Published on April 8th, 2009 | by Erich Becker0
Rescue Me – Baptism (05×01)
Comedic-drama Rescue Me returns in its fifth season with more of what we love, funny jokes interspersed with serious drama as the dysfunctional lives of Number 62 Truck play out in front of all of us to enjoy.
Creators Denis Leary and Peter Tolan have crafted a fine example of how to see into the lives of the FDNY and the situations that everyone finds themselves in are both uproarious and hard to grasp at the same time. But it’s really the characters that bring everything back, with each member of the house bringing something new to the table and the dynamics of how well they play together only aids the believability somewhat lost on the incessant drama each character experiences.
Season five picks up where the last ended. Tommy Gavin’s (Leary) father has passed away at a baseball game with his son and we’re reintroduced into the fold shortly after with Tommy day dreaming about desecrating his father’s coffin at a mock memorial in his head. The episode also introduces the highest profile guest star thus far, Michael J. Fox, as Janet’s (Andrea Roth) new boyfriend. Fox plays the a-hole card really well confusing Tommy if he’s being mocked. Fox’s story will surely play out more as the season continues, so it would be unfair to judge his character and performance based on this three minutes of screen time.

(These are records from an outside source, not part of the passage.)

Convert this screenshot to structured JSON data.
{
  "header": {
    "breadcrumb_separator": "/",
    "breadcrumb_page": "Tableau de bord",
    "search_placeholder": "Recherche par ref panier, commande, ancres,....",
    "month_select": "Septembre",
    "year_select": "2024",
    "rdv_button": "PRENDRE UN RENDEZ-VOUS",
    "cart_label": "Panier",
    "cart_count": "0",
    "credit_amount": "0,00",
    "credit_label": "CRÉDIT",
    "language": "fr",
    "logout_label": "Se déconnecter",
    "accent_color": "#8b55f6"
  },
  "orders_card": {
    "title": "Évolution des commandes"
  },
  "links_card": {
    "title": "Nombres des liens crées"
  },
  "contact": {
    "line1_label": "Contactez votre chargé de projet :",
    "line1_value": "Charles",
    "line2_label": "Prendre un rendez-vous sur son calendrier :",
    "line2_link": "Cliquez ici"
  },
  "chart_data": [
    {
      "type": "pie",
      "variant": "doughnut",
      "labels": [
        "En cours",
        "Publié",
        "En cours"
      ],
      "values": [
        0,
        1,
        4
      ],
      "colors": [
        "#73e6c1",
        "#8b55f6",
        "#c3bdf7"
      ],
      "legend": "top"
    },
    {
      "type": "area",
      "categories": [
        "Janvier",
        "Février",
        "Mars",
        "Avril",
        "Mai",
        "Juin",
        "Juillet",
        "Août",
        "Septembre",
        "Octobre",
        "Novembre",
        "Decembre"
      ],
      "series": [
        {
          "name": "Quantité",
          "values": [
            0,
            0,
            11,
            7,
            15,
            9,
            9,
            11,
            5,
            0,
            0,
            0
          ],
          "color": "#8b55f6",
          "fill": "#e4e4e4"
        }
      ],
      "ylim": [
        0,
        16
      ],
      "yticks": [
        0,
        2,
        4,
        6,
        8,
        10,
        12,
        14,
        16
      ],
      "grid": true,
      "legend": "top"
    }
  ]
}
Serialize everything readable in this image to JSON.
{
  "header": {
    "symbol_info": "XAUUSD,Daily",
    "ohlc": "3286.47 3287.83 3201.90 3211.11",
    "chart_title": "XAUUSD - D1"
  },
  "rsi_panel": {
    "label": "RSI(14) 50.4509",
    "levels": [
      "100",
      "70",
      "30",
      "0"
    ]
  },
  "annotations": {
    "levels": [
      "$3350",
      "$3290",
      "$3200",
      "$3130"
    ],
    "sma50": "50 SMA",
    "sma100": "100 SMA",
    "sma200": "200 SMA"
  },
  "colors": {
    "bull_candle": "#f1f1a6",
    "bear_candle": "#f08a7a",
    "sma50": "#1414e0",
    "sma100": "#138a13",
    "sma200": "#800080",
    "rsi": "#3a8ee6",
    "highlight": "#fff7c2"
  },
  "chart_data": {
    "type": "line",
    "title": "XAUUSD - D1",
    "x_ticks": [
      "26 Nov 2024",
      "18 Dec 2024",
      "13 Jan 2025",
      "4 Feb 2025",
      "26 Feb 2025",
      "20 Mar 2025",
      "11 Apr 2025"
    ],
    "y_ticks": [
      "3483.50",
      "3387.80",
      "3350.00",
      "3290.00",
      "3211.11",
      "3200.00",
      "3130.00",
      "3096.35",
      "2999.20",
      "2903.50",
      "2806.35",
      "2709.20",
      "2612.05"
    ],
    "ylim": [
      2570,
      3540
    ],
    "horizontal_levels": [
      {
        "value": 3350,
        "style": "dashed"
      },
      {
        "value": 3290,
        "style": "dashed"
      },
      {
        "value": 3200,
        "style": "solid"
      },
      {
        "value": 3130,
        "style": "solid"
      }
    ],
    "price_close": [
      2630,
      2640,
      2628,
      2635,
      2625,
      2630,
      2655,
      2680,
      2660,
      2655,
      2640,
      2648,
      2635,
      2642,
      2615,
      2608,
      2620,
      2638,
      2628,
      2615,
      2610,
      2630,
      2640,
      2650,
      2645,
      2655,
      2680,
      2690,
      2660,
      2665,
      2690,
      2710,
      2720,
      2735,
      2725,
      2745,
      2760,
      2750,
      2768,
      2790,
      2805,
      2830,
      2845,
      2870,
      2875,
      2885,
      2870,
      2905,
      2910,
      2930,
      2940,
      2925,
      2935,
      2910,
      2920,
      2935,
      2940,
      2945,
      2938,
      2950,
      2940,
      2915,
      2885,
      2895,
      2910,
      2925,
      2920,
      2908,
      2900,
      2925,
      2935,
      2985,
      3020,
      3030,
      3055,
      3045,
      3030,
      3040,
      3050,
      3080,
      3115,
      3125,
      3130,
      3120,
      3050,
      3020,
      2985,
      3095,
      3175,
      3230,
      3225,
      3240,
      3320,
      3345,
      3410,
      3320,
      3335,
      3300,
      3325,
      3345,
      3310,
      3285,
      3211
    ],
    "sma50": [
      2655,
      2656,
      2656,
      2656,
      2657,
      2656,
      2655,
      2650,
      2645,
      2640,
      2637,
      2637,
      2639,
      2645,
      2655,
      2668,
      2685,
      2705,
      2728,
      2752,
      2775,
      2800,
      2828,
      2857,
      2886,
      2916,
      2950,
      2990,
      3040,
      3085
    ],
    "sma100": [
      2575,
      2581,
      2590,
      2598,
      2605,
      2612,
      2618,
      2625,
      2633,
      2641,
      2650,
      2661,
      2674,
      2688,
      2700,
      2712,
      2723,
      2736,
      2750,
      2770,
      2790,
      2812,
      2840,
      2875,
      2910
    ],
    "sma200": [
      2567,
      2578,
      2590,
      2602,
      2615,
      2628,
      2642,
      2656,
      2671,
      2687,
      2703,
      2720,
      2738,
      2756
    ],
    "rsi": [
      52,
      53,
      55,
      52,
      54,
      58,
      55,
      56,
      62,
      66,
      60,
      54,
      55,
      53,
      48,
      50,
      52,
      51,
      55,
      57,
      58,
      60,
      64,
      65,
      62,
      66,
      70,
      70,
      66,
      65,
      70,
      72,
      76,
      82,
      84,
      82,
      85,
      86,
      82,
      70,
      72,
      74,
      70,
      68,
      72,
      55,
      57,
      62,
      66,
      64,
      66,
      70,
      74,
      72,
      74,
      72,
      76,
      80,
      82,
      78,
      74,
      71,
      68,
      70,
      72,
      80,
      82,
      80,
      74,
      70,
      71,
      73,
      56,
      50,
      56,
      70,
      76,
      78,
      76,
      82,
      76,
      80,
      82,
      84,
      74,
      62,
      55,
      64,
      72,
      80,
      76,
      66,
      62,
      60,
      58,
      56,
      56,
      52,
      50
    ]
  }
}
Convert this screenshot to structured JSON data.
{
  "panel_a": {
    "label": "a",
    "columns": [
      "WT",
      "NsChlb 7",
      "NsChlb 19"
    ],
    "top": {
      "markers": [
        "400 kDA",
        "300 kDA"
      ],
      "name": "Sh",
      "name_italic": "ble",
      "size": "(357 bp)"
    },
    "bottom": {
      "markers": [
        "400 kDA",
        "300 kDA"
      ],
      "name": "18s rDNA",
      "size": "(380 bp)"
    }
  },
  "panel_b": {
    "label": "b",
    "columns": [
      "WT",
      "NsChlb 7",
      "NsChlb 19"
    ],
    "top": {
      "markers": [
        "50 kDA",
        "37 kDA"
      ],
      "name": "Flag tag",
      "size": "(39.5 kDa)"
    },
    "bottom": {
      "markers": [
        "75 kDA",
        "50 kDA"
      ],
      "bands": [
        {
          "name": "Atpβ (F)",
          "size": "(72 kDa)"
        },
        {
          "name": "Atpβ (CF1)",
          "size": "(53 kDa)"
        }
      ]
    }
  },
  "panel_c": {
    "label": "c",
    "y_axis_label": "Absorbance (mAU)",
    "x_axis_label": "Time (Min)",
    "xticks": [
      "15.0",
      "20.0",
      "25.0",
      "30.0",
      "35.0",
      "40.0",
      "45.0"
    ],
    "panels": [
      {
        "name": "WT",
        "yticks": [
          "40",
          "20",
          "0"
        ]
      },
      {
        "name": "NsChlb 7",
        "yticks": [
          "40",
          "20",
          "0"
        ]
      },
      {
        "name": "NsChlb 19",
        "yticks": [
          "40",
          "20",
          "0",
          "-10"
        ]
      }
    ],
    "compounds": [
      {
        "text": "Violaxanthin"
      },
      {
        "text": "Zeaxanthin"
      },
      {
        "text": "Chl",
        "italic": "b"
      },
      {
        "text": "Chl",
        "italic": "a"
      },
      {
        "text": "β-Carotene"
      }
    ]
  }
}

The major subplots to the season seem to be Sean Garrity (Steven Pasquale) being injured, and Garrity, Franco (Daniel Sunjata), and Probie (Mike Lombardi) attempting to open a firefighter oriented bar to score with the ladies after hearing the successes of their favorite establishment of the same theme.
As mentioned before, Rescue Me is one of the finest examples of bi-polar drama on TV today. In one pivotal scene where Mickey Gavin (Robert John Burke) relapses and its up to Tommy to pull him from a church where he’s hassling a baptism, the conversation goes back and forth between philosophical enlightenment and the image of a dog defecating in a pantry. As the conversation continues neither participant knows what’s subject is really being talked about. These are times when you both think and laugh at the same time, and these are the times that make Rescue Me one of the best shows on TV.